Pour éviter un décodage hémiplégique, il faudrait donc des fact-checkers moins consanguins…

Preuve vient d’être faite par la crise du coronavirus. Non, la science n’est pas un dogme de foi immuable, froid et incorruptible comme le marbre. Les chercheurs doutent, confrontent, découvrent, bouleversent l’ordre établi, et parce que ce sont des êtres de chair et de sang, leurs ressorts ou leurs limites, au-delà de leur compétence, peuvent s’appeler tout à la fois – car la nature humaine est complexe – altruisme, appât du gain, ego, ambition, idéal, jalousie. Sans compter la politique ou les intérêts économiques qui peuvent s’inviter subrepticement.

Refuser, dans un monde qui se prétend en marche et disruptif, cette émulation bouillonnante au prétexte de préserver, comme un précieux vase de Chine, LA vérité de nos mandarins fige, évidemment, la réflexion. Si l’AFP factuel, le Décodex et CheckNews avaient vécu au temps du Malade imaginaire, toute remise en cause des saignées aurait valu à son téméraire auteur une mention « contenu partiellement faux » et une censure de Facebook… la sanction dont a fait l’objet avant que tout ce petit mondent aille piteusement à Canossa.

En quelques jours, l’idée que le virus ne provient peut-être pas du marché mais du labo de Wuhan est passée de sulfureuse à plausible. Sur CNews, le professeur Montagnier, prix Nobel de médecine 2008, a même avancé l’hypothèse que ce virus pourrait être le fruit d’un travail « d’apprenti sorcier » en vue de trouver un vaccin contre le SIDA.

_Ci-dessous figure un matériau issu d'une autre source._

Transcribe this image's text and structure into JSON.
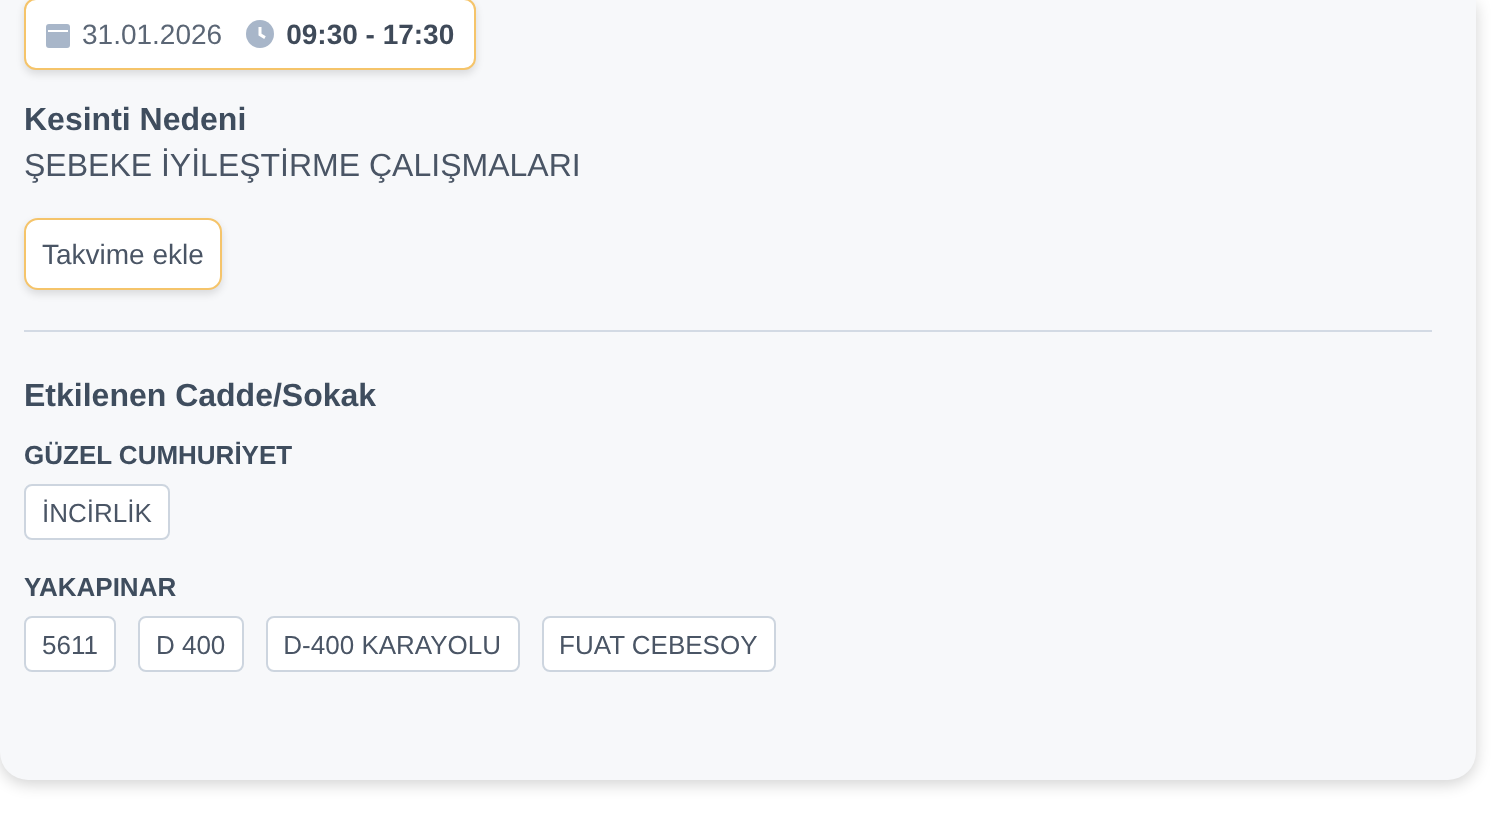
{
  "schedule": {
    "date": "31.01.2026",
    "time": "09:30 - 17:30"
  },
  "reason": {
    "label": "Kesinti Nedeni",
    "value": "ŞEBEKE İYİLEŞTİRME ÇALIŞMALARI"
  },
  "calendar_button": "Takvime ekle",
  "affected": {
    "title": "Etkilenen Cadde/Sokak",
    "groups": [
      {
        "name": "GÜZEL CUMHURİYET",
        "streets": [
          "İNCİRLİK"
        ]
      },
      {
        "name": "YAKAPINAR",
        "streets": [
          "5611",
          "D 400",
          "D-400 KARAYOLU",
          "FUAT CEBESOY"
        ]
      }
    ]
  }
}
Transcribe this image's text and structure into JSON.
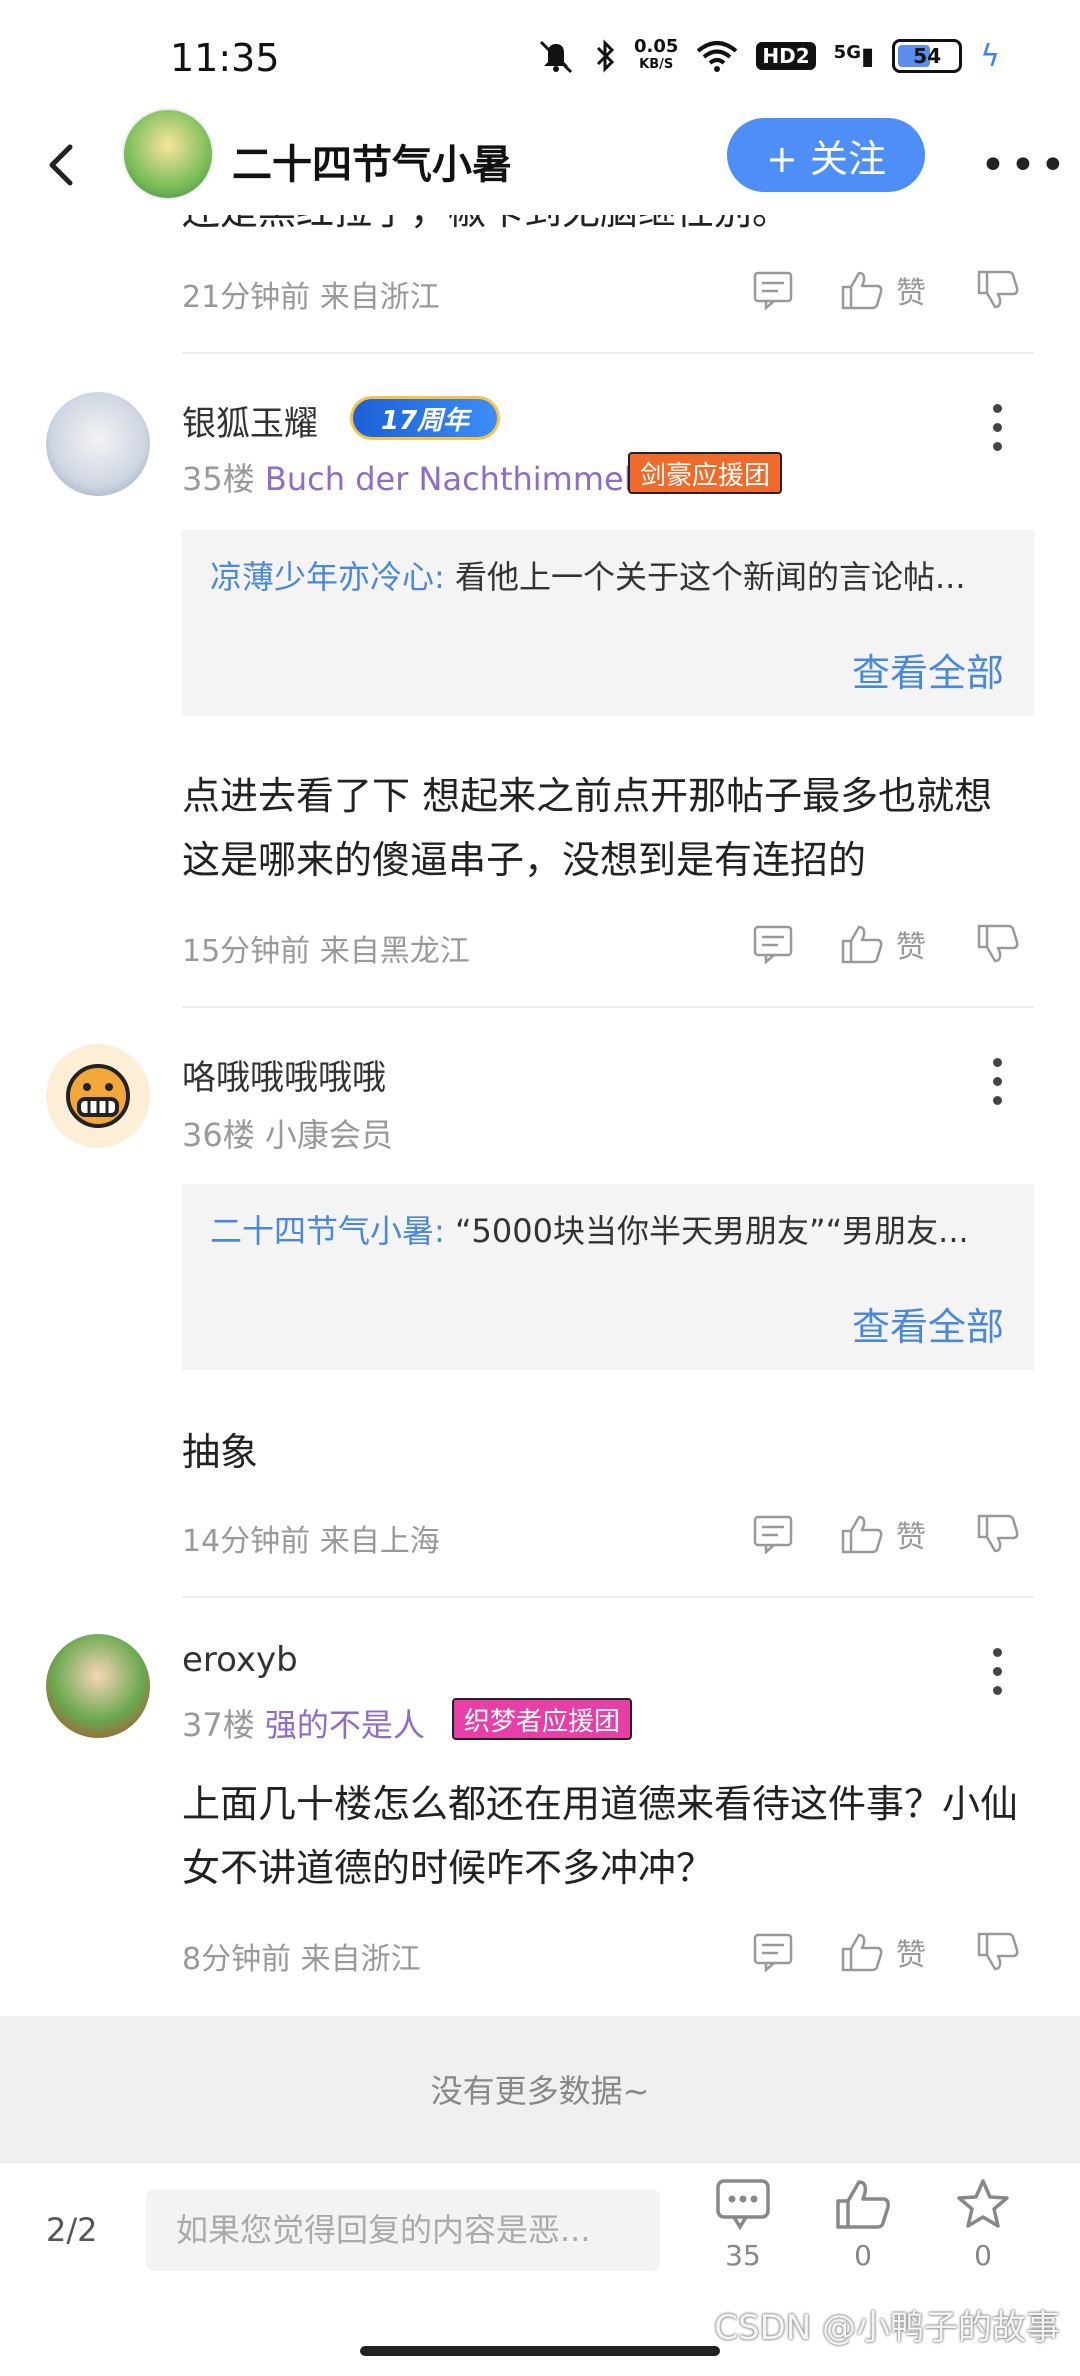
{
  "status": {
    "time": "11:35",
    "net_speed_value": "0.05",
    "net_speed_unit": "KB/S",
    "hd": "HD2",
    "signal": "5G",
    "battery": "54",
    "battery_level_percent": 54
  },
  "header": {
    "title": "二十四节气小暑",
    "follow_label": "+ 关注",
    "more": "•••"
  },
  "cut_text": "还是黑红拉了，椒卡到无脑继性别。",
  "comments": [
    {
      "time": "21分钟前",
      "location": "来自浙江",
      "like_label": "赞"
    },
    {
      "username": "银狐玉耀",
      "badge": "17周年",
      "floor": "35楼",
      "tag": "Buch der Nachthimmel",
      "team_badge": "剑豪应援团",
      "quote_name": "凉薄少年亦冷心:",
      "quote_text": "看他上一个关于这个新闻的言论帖...",
      "quote_more": "查看全部",
      "content": "点进去看了下  想起来之前点开那帖子最多也就想这是哪来的傻逼串子，没想到是有连招的",
      "time": "15分钟前",
      "location": "来自黑龙江",
      "like_label": "赞"
    },
    {
      "username": "咯哦哦哦哦哦",
      "floor": "36楼",
      "tag": "小康会员",
      "quote_name": "二十四节气小暑:",
      "quote_text": "“5000块当你半天男朋友”“男朋友...",
      "quote_more": "查看全部",
      "content": "抽象",
      "time": "14分钟前",
      "location": "来自上海",
      "like_label": "赞"
    },
    {
      "username": "eroxyb",
      "floor": "37楼",
      "tag": "强的不是人",
      "team_badge": "织梦者应援团",
      "content": "上面几十楼怎么都还在用道德来看待这件事？小仙女不讲道德的时候咋不多冲冲？",
      "time": "8分钟前",
      "location": "来自浙江",
      "like_label": "赞"
    }
  ],
  "no_more": "没有更多数据~",
  "bottom": {
    "page": "2/2",
    "reply_placeholder": "如果您觉得回复的内容是恶...",
    "comments_count": "35",
    "likes_count": "0",
    "favorites_count": "0",
    "watermark": "CSDN @小鸭子的故事"
  },
  "colors": {
    "accent_blue": "#4e8ef7",
    "link_blue": "#4a88d9",
    "tag_purple": "#8e6cc7",
    "team_orange": "#f06a2a",
    "team_pink": "#e83fa6"
  }
}
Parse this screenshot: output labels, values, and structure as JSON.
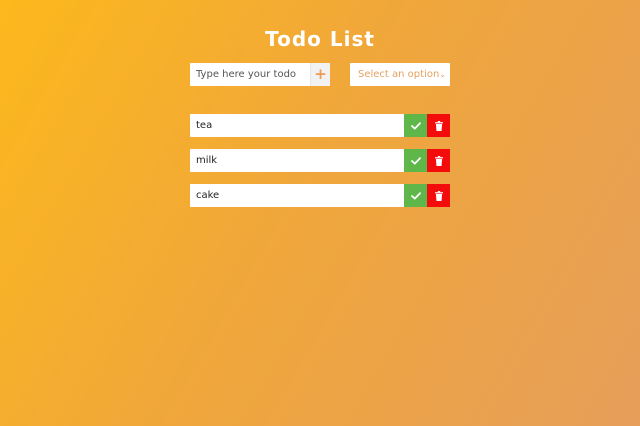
{
  "header": {
    "title": "Todo List"
  },
  "form": {
    "input_placeholder": "Type here your todo",
    "input_value": "",
    "add_icon": "plus-icon",
    "filter_selected": "Select an option"
  },
  "todos": [
    {
      "text": "tea",
      "complete_icon": "check-icon",
      "delete_icon": "trash-icon"
    },
    {
      "text": "milk",
      "complete_icon": "check-icon",
      "delete_icon": "trash-icon"
    },
    {
      "text": "cake",
      "complete_icon": "check-icon",
      "delete_icon": "trash-icon"
    }
  ],
  "colors": {
    "complete": "#5fb749",
    "delete": "#f40b0b",
    "accent": "#ec9a55"
  }
}
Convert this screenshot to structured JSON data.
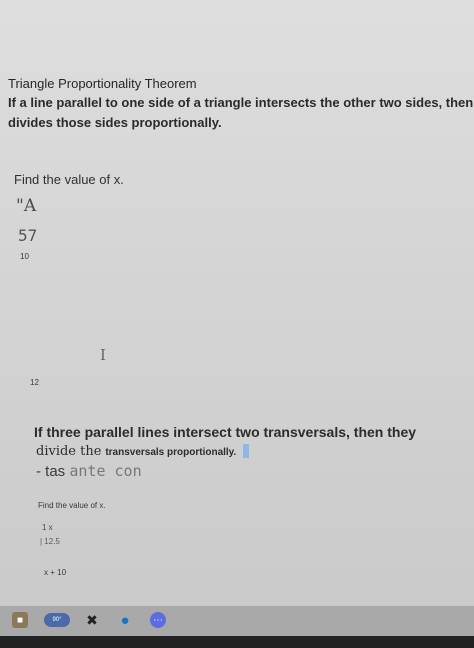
{
  "theorem": {
    "title": "Triangle Proportionality Theorem",
    "body": "If a line parallel to one side of a triangle intersects the other two sides, then it divides those sides proportionally."
  },
  "question1": {
    "prompt": "Find the value of x.",
    "label_a": "\"A",
    "label_57": "57",
    "label_10": "10",
    "cursor_glyph": "I",
    "label_12": "12"
  },
  "theorem2": {
    "line1": "If three parallel lines intersect two transversals, then they",
    "line2_lead": "divide the",
    "line2_small": "transversals proportionally.",
    "line3_lead": "- tas",
    "line3_mono": "ante con"
  },
  "question2": {
    "prompt": "Find the value of x.",
    "value_1x": "1 x",
    "value_125": "| 12.5",
    "value_x10": "x + 10"
  },
  "taskbar": {
    "weather_text": "90°",
    "icons": [
      "lock-icon",
      "weather-icon",
      "xbox-icon",
      "edge-icon",
      "chat-icon"
    ]
  }
}
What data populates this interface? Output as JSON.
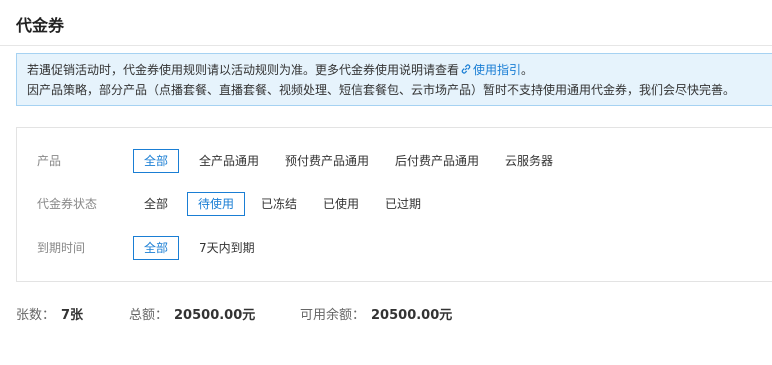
{
  "header": {
    "title": "代金券"
  },
  "notice": {
    "line1_prefix": "若遇促销活动时，代金券使用规则请以活动规则为准。更多代金券使用说明请查看",
    "line1_link": "使用指引",
    "line1_suffix": "。",
    "line2": "因产品策略，部分产品（点播套餐、直播套餐、视频处理、短信套餐包、云市场产品）暂时不支持使用通用代金券，我们会尽快完善。",
    "link_icon": "link-icon"
  },
  "filters": {
    "product": {
      "label": "产品",
      "options": [
        "全部",
        "全产品通用",
        "预付费产品通用",
        "后付费产品通用",
        "云服务器"
      ],
      "selected": "全部"
    },
    "status": {
      "label": "代金券状态",
      "options": [
        "全部",
        "待使用",
        "已冻结",
        "已使用",
        "已过期"
      ],
      "selected": "待使用"
    },
    "expiry": {
      "label": "到期时间",
      "options": [
        "全部",
        "7天内到期"
      ],
      "selected": "全部"
    }
  },
  "summary": {
    "count_label": "张数：",
    "count_value": "7张",
    "total_label": "总额：",
    "total_value": "20500.00元",
    "available_label": "可用余额：",
    "available_value": "20500.00元"
  },
  "colors": {
    "accent": "#1a7ed4",
    "notice_bg": "#e6f3fc",
    "notice_border": "#a6d2f2"
  }
}
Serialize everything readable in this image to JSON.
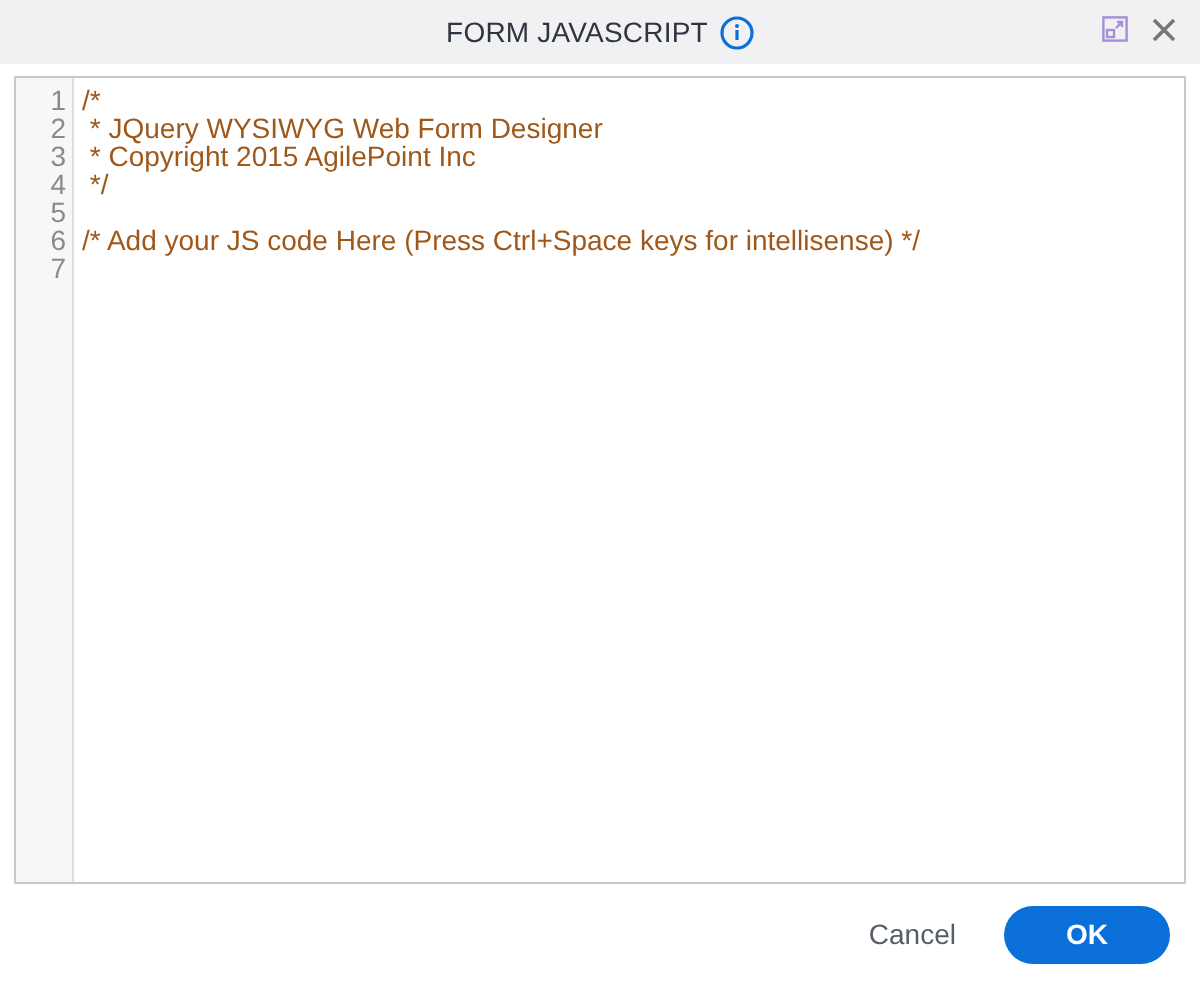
{
  "dialog": {
    "title": "FORM JAVASCRIPT"
  },
  "editor": {
    "lines": [
      {
        "number": "1",
        "text": "/*"
      },
      {
        "number": "2",
        "text": " * JQuery WYSIWYG Web Form Designer"
      },
      {
        "number": "3",
        "text": " * Copyright 2015 AgilePoint Inc"
      },
      {
        "number": "4",
        "text": " */"
      },
      {
        "number": "5"
      },
      {
        "number": "6",
        "text": "/* Add your JS code Here (Press Ctrl+Space keys for intellisense) */"
      },
      {
        "number": "7"
      }
    ]
  },
  "buttons": [
    {
      "label": "Cancel",
      "kind": "secondary"
    },
    {
      "label": "OK",
      "kind": "primary"
    }
  ]
}
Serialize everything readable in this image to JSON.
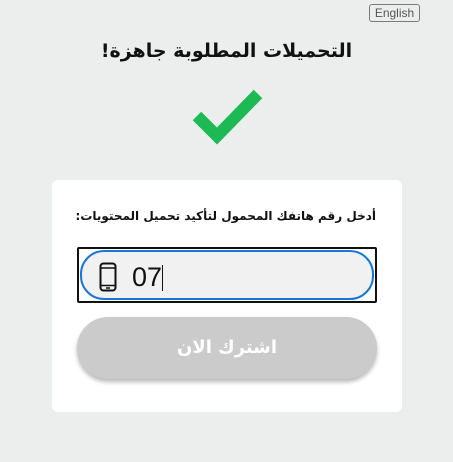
{
  "header": {
    "language_button": "English"
  },
  "main": {
    "title": "التحميلات المطلوبة جاهزة!",
    "success_icon": "checkmark-icon",
    "accent_color": "#1db954"
  },
  "form": {
    "instruction": "أدخل رقم هاتفك المحمول لتأكيد تحميل المحتويات:",
    "phone_icon": "mobile-phone-icon",
    "phone_value": "07",
    "focus_color": "#1877d2",
    "subscribe_label": "اشترك الان",
    "subscribe_color": "#cbcbcb"
  }
}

Entendons-nous : je n’ai aucun avis sur ces thèses, n’ayant pas la moindre compétence dans ce domaine, mais il me paraît sain et normal que des professeurs de médecine reconnus puissent faire entendre des sons de cloche iconoclastes… et que ceux qui les contrent ferraillent sur le terrain de la science et non de la sorcellerie : tenter de les discréditer par des accusations de climato-scepticisme pour Didier Raoult, ou de collusion avec « l’extrême droite catholique » pour (tweet de Caroline Fourest) est pour le moins indigent.

Le 12 février dernier, dans l’émission hebdomadaire « Les Idées claires » coproduite par France Culture et France Info destinée à « lutter contre les désordres de l’information, des fake news aux idées reçues », Anne-Claude Crémieux, professeur de maladies infectieuses à l’hôpital Saint-Louis, sous le titre « Coronavirus, une épidémie de fake news », affirmait qu’on ne pouvait pas attraper le coronavirus partout en France et que « le risque d’être en contact avec une personne infectée [était] extrêmement faible ». Sauf qu’il semblerait, aujourd’hui, que le virus ait circulé bien avant qu’on ne l’imagine… Elle affirmait aussi que les informations données par les Chinois étaient, de son avis, tout à fait dignes de confiance…

Peut-on lui en vouloir ? Non, bien sûr. Vérité en deçà du mois de mars, erreur au-delà. Cette dame est savante, pas omnisciente. Aucun de ces professeurs chevronnés n’est Dieu le Père… aucun n’est donc, non plus, le Diable.